What’s in a Token? – An OpenID Connect Primer, Part 3 of 3

Micah

Thank you!

Micah

Thanks so much!

Insta

Such a fantastic series that clearly explains the OIDC flow even for beginners. Great work!

Jamal

Great series Micha.
Question for you. If I use Okta to log users into to my SPA, which token should be used to determine access to certain SPA routes and page features the user can access (based on the user’s Groups)? The ID, or Access token? The SPA also makes REST API calls to an in-house REST API made speficially for serving the SPA. Should a different access token be requested for this REST API, or can I forward on the ID and/or Access token?

Matt Raible

I’d recommend putting the user’s group information in a “groups” claim in the ID token. You should be able to add claims by going to API > Authorization Servers > default. Your SPA should pass the access token to the server. If the server needs additional user information, it can use the access token to call the /userinfo endpoint and get it.

PJ

Great Article !! really helped clearing a lot of confusion around OIDC.

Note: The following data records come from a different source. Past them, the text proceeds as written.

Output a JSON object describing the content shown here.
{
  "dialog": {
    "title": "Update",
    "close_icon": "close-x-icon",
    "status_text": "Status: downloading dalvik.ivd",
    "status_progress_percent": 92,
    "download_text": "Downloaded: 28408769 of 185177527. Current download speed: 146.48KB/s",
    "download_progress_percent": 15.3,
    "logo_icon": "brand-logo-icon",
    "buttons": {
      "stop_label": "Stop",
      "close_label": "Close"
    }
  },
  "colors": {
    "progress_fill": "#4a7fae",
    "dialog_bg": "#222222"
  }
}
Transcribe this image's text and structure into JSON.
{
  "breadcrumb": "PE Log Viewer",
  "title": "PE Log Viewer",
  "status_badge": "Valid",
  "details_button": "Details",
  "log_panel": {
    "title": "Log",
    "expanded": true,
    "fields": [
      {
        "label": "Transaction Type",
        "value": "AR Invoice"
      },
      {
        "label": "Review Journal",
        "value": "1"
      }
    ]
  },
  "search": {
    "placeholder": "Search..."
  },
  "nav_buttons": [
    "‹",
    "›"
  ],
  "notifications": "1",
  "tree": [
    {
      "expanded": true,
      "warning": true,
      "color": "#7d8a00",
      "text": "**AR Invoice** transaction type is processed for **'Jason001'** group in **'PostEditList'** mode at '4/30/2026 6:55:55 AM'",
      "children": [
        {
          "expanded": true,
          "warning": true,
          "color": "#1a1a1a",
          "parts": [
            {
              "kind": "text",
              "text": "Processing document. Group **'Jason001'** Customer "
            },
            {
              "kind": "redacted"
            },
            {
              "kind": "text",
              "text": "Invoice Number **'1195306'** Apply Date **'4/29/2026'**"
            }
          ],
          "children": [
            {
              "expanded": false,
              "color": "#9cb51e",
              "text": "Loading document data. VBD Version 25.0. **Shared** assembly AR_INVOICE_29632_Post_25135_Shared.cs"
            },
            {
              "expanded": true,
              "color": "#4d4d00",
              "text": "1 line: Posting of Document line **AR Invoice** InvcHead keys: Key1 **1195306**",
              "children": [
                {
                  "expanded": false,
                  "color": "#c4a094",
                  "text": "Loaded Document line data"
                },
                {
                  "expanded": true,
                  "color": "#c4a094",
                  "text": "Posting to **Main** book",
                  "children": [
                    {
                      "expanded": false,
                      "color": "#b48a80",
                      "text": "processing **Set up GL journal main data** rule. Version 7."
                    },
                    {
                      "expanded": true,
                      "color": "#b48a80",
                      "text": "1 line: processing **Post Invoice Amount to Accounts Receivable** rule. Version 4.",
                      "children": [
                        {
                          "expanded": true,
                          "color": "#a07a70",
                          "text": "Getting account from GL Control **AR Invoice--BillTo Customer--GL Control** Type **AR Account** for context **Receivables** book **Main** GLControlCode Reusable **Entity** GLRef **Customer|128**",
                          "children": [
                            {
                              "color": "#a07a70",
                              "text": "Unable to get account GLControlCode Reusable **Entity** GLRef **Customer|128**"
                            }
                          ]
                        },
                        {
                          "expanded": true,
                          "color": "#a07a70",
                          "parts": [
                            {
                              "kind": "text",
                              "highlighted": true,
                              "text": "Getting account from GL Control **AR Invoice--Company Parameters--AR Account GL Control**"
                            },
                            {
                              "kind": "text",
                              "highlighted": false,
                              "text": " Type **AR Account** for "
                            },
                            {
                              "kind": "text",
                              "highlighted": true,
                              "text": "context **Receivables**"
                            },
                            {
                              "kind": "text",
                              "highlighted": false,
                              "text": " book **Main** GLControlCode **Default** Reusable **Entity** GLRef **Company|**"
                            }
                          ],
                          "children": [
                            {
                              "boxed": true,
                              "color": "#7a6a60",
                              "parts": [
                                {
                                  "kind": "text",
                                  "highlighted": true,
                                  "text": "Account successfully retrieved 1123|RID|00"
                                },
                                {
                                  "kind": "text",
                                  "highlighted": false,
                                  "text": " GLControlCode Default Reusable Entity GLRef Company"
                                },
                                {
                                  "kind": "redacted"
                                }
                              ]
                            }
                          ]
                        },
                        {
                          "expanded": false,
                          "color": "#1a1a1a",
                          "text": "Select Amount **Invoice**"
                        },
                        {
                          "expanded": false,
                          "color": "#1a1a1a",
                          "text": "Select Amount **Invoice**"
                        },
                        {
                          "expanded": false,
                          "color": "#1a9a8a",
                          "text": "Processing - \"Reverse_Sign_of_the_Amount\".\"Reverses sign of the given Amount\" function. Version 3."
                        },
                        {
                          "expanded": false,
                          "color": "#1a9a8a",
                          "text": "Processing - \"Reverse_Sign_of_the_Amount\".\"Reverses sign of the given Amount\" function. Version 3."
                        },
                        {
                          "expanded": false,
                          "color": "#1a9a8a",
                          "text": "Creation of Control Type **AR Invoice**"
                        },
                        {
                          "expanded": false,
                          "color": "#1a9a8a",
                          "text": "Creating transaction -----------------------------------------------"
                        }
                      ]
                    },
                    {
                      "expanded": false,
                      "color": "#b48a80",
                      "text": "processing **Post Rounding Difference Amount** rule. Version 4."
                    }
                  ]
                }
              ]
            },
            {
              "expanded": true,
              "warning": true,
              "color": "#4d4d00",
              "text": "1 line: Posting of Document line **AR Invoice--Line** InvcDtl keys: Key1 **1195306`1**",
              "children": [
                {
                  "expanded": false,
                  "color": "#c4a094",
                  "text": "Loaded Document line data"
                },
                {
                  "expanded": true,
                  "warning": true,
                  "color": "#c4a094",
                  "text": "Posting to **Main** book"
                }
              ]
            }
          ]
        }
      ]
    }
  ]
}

A general question regarding storage of access token. I have this scenario -
1. User wants to access some resource at server using some js app.
2. Server sees that there is no access token, so it redirects user to authorize end point with response_type code.
3. User logs in, server gets the access token from authorization server using information in callback
4. Now, I would like this same access token to be sent by browser until it expires

So what’s the best way to store this access token, set it in a cookie with expiration equal to expiration time of access token ? Is it safe to do this ?

Micah

The safest way to manage tokens is to NEVER have them hit the browser. This may not always be feasible. BUT, let’s say you have some node.js middleware as part of your SPA app architecture. It’s much safer to leverage the session management between your spa app and node.js than to have your SPA save an access token. Now, if your SPA need something from a resource server, it makes an api call to your node.js app. The node.js app (which has the access token) makes the call to the resource server and just returns the results to the SPA.

If you MUST have the token in the browser, the next best thing is to store it as httponly cookies. This makes it so that javascript cannot “see” the access token. You DO have to deal with domain names and cookies, so you’d want to make sure that your authorization server has the same root domain as your resource server. Like: login.afitnerd.com and api.afitnerd.com. This will ensure that when your SPA makes an API call, the access token is automatically included.

Since it’s the authorization server that sets the expiration of cookies in the response, you may not have a lot of control over the expiration. But, ideally, the cookie would expire around the same time as the access token. From a security perspective, it’s not a concern, because the resource server will just reject an expired access token.

PJ

Thanks for the feedback. As I understand main concern with storing token in cookies at browser side is someone can hijack it and imitate the user by sending this token. But as far as I know sessions are also based on cookies, so if someone can hijack the session cookie wouldn’t they be able to imitate the user ?

Rajesh Singh

Really good article! I might be asking a stupid question so please excuse me. If I have two RPs and all the calls are initiated by RP1 running on sub1.domain.com how the flow will be look like from RP2 running on sub2.domain.com? Let’s say we have restriction on sharing cookie via parent domain (*.domain.com)

Micah, you’re amazing! What fantastic articles. You helped me resolve several tricky OIDC challenges for an Okta multi-tenant OIN app which uses the Microsoft Asp.Net Core authentication libraries. Thank you!